My childhood memories are full of fun times at Gram and Gramp’s house. When we slept over, Gram and I would share their bed while Gramp and Brian would take the bed upstairs. We would hear them laughing uncontrollably until all hours and we would start laughing too. We loved going over to stay with them – even when they argued - good naturedly - in front of us in Polish.


Gramp gave me my love of all things hot and spicy. We would have discussions about our favorite kinds of hot foods and he would actually turn red and start sweating. As a result of our love of hot stuff, we both ended up with acid reflux.

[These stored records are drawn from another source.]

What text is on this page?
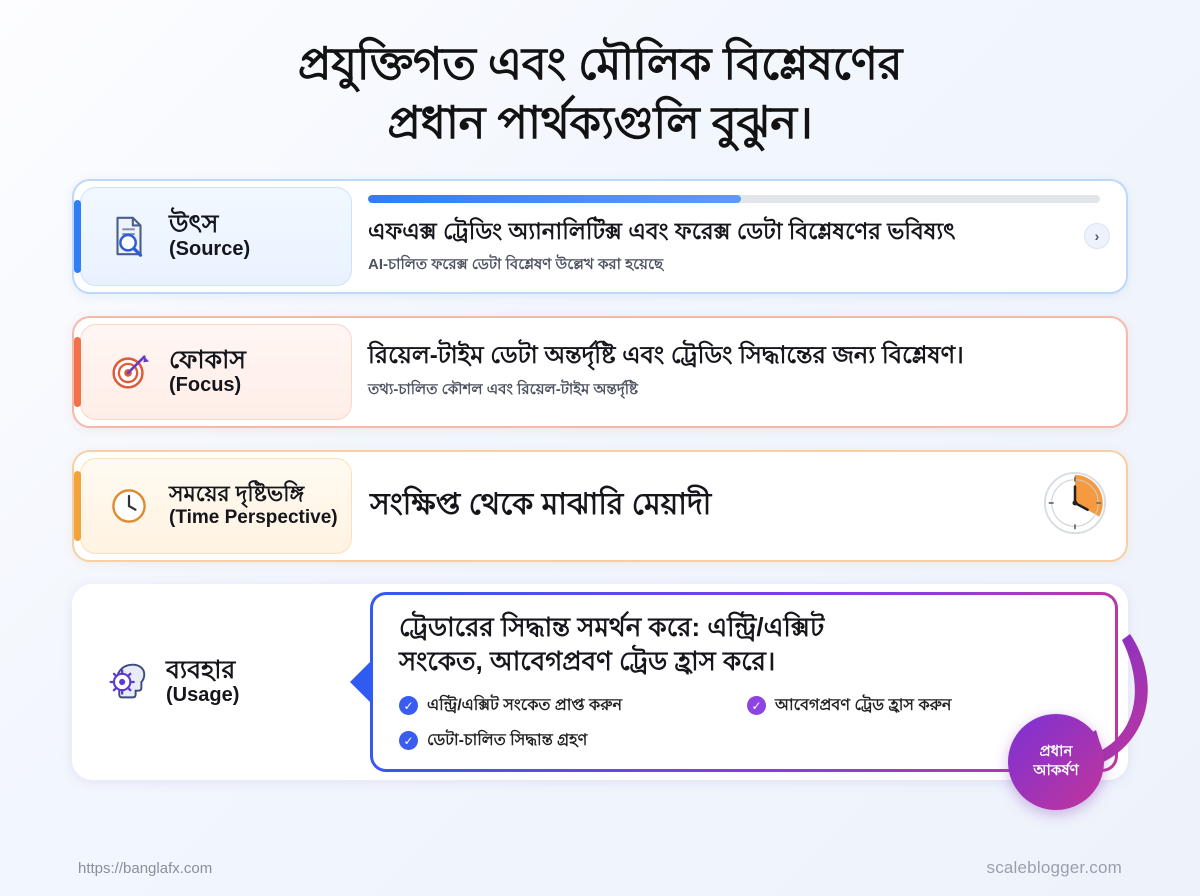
প্রযুক্তিগত এবং মৌলিক বিশ্লেষণের
প্রধান পার্থক্যগুলি বুঝুন।
উৎস
(Source)
এফএক্স ট্রেডিং অ্যানালিটিক্স এবং ফরেক্স ডেটা বিশ্লেষণের ভবিষ্যৎ
AI-চালিত ফরেক্স ডেটা বিশ্লেষণ উল্লেখ করা হয়েছে
›
ফোকাস
(Focus)
রিয়েল-টাইম ডেটা অন্তর্দৃষ্টি এবং ট্রেডিং সিদ্ধান্তের জন্য বিশ্লেষণ।
তথ্য-চালিত কৌশল এবং রিয়েল-টাইম অন্তর্দৃষ্টি
সময়ের দৃষ্টিভঙ্গি
(Time Perspective) সংক্ষিপ্ত থেকে মাঝারি মেয়াদী
ব্যবহার
(Usage)
ট্রেডারের সিদ্ধান্ত সমর্থন করে: এন্ট্রি/এক্সিট
সংকেত, আবেগপ্রবণ ট্রেড হ্রাস করে।
✓ এন্ট্রি/এক্সিট সংকেত প্রাপ্ত করুন	✓ আবেগপ্রবণ ট্রেড হ্রাস করুন
✓ ডেটা-চালিত সিদ্ধান্ত গ্রহণ
প্রধান
আকর্ষণ
https://banglafx.com	scaleblogger.com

Gramp loved laying in the sun in the summertime. He enjoyed watching the Indians with Gram, and we all loved when he mispronounced the players’ names - like Kenny Lawson.


He was the official family turkey carver. He loved to make people laugh. When he was in the hospital, he was always the nurses’ favorite patient because he was the one who joked with them and made their job more pleasant. He loved Chuck Norris and watching westerns, cartoons, and COPS.


Gramp always dreamed of winning the lottery. And he said that when he won it, he was going to pay off everyone’s mortgages and buy himself a new car.


Did he ever win? No. Did he come close? Yes. He did have 5 numbers one time.


But deep in his heart, though, he knew that what he had was more important than money.


He was one of the lucky few who won the lottery of life. And how many of us can really say this?


- He was in love for 62 years with his wonderful wife, my Gram. He always told her how much he loved her. He lived for her, as she did for him.


- He has two devoted daughters who realize and appreciate what amazing parents they were blessed with.


- Brian and I looked forward to all the great times we spent with Gram and Gramp while we were growing up. We went to African Lion Safari, Geauga Lake, and water slide parks. Even as adults, our times with Gram and Gramp have always been very important to us.


- Gramp also enjoyed the time he spent with his little great-granddaughters Missy and Jenna.


As we celebrate Gramp’s life today, I would like to end by reading the last paragraph of my 90th birthday blog post. It describes a typical day in his life that would have made him happy.


And I believe this is how he will best be remembered:


“Never one to sit still, Gramp will do his morning and afternoon school guard duty, probably log some time on the exercise bike, and watch the Price is Right and Judge Judy. Hopefully he will wear his favorite red plaid shirt I bought him with his trusty suspenders, and he will have fried big bologna for lunch and Gram’s old-fashioned hamburgers for dinner.”


5 comments:

Debbie Phillips said...

Absolutely precious, Kristin. You are a wonderful granddaughter. I laughed and teared up.

Auntie Karla said...

Beautiful words Kristin. I am so sorry for your loss but I can tell by your words that you know you gramp will be with you always. What a special love the two of you shared... you can't ever take that away. Love, Karla

Anonymous said...

God and Gramps are now watching television together in heaven, KK. Either Gramps is (1) fixing stuff or (2) maybe on guard patrol for the angels. I know you loved this man, Kristen. Men like him make our world better. Their contributions to family and planet should be recognized and remembered. Thank you for introducing me to him. Love, LML

Roxanne said...

Kristen, I'm so sorry about the loss of your dear Gramp. You've done a wonderful job of sharing his essence with all of us. You are so lucky to have had such a wonderful grandfather. Both my grandfathers died before I was born.

Jim Y said...

I could feel the love as I read your wonderful tribute to your "Gramps". Thanks for sharing your memories in such a beautiful way.